Machine learning models based on FEM simulation of hoop mode vibrations to enable ultrasonic cuffless measurement of blood pressure.

Abstract

Blood pressure (BP) is one of the vital physiological parameters, and its measurement is done routinely for almost all patients who visit hospitals. Cuffless BP measurement has been of great research interest over the last few years. In this paper, we aim to establish a method for cuffless measurement of BP using ultrasound. In this method, the arterial wall is pushed with an acoustic radiation force impulse (ARFI). After the completion of the ARFI pulse, the artery undergoes impulsive unloading which stimulates a hoop mode vibration. We designed two machine learning (ML) models which make it possible to estimate the internal pressure of the artery using ultrasonically measurable parameters. To generate the training data for the ML models, we did extensive finite element method (FEM) eigen frequency simulations for different tubes under pressure by sweeping through a range of values for inner lumen diameter (ILD), tube density (TD), elastic modulus, internal pressure (IP), tube length, and Poisson's ratio. Through image processing applied on images of different eigen modes supported for each simulated case, we identified its hoop mode frequency (HMF). Two different ML models were designed based on the simulated data. One is a four-parameter model (FPM) that takes tube thickness (TT), TD, ILD, and HMF as the inputs and gives out IP as output. Second is a three-parameter model (TPM) that takes TT, ILD, and HMF as inputs and IP as output. The accuracy of these models was assessed using simulated data, and their performance was confirmed through experimental verification on two arterial phantoms across a range of pressure values. The first prediction model (FPM) exhibited a mean absolute percentage error (MAPE) of 5.63% for the simulated data and 3.68% for the experimental data.
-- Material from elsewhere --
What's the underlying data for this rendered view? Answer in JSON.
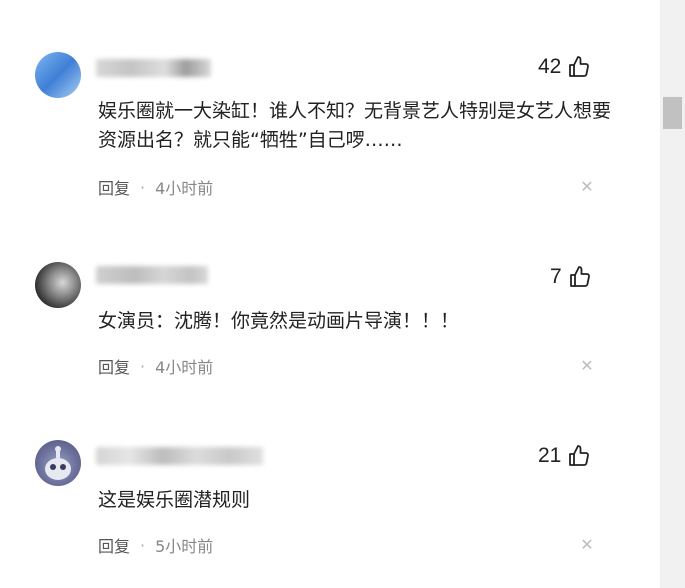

The second prediction model (TPM) demonstrated a MAPE of 6.5% for simulated data and 8.73% for experimental data. We were able to create machine learning models that can measure pressure within an elastic tube through ultrasonically measurable parameters and verified their performance to be adequate for BP measurement applications. This work establishes a pathway for cuffless, continuous, real-time, and non-invasive measurement of BP using ultrasound.